SCHOOL MEANS MORE THAN JUST THREE Rs
Will future high school athletes get more practice at bake sales than batting? At car washes than buckets? At recycling cans than running for touchdowns?
Do we want to privatize junior high and high school sports in the same way we are considering privatizing air traffic control, Social Security and school cafeterias, liquor sales, public lands and prisons, national parks and nursery schools, water even?
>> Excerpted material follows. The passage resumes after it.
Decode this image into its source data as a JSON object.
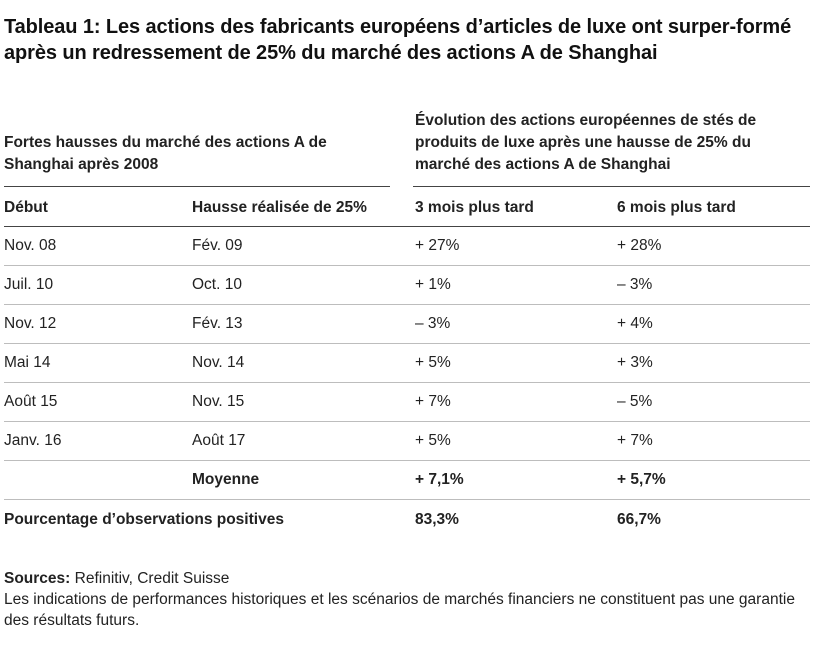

The battle over privatization is on. A recent front page story in The Observer (Baseball, strike for Enterprise schools? Jan. 6) discusses a cooperative agreement between Enterprise and Joseph school districts to offer privately funded baseball. Enterprise's golf and track programs are already funded privately. And Sports Editor Pierre LaBossierre's column on Thursday discusses the La Grande School District's decision, with Oregon's economy sagging and tax revenues declining, to cut funding for middle school sports, with the Optimists stepping up to manage the program for the next year. Then what?
It's sad that high school and middle school sports programs have come to this, and we salute those who have stepped in to save these essential programs.
Privatization on its face sounds great. Save the taxpayer loads of money. Run things more efficiently. In reality, some towns find people to step up, other towns do not. Take the referendum in Burns to fund high school sports, which failed, at a time when sports is putting Burns on the map with quarterback Kellen Clemens starring at the University of Oregon.
Face it, there is much more to education than the three Rs. Extracurricular activities from band and theater to sports and cheerleading also play important roles in teaching children crucial lessons in life: sportsmanship, team play, leadership. Athletes learn how to handle losses and victories gracefully, and that translates into success as adults.
If Measure 30 fails on Feb. 3, it is one more symptom of the collapse of the common good. The defeat would put local high school sports in jeopardy, with more privatization following. Fewer sporting opportunities would translate into fewer leaders, fewer men and women of character and confidence, fewer community builders. It's one reason that in the long run, a vote for Measure 30 would save the taxpayer money.
GET EDUCATED ON 30
Don't let someone else decide Measure 30 for you. The temporary tax hike will be on Oregon's ballot Feb. 3. The Voters' Pamphlet that will be arriving soon includes 75 arguments pro and con.
And although the local forum on Measure 30 fell through because of the weather and too many schedule conflicts to reschedule, there is an alternative. Oregon Public Broadcasting will present a program on Measure 30 at 8 p.m. Wednesday.
Get the facts, weigh them carefully and make up your own mind.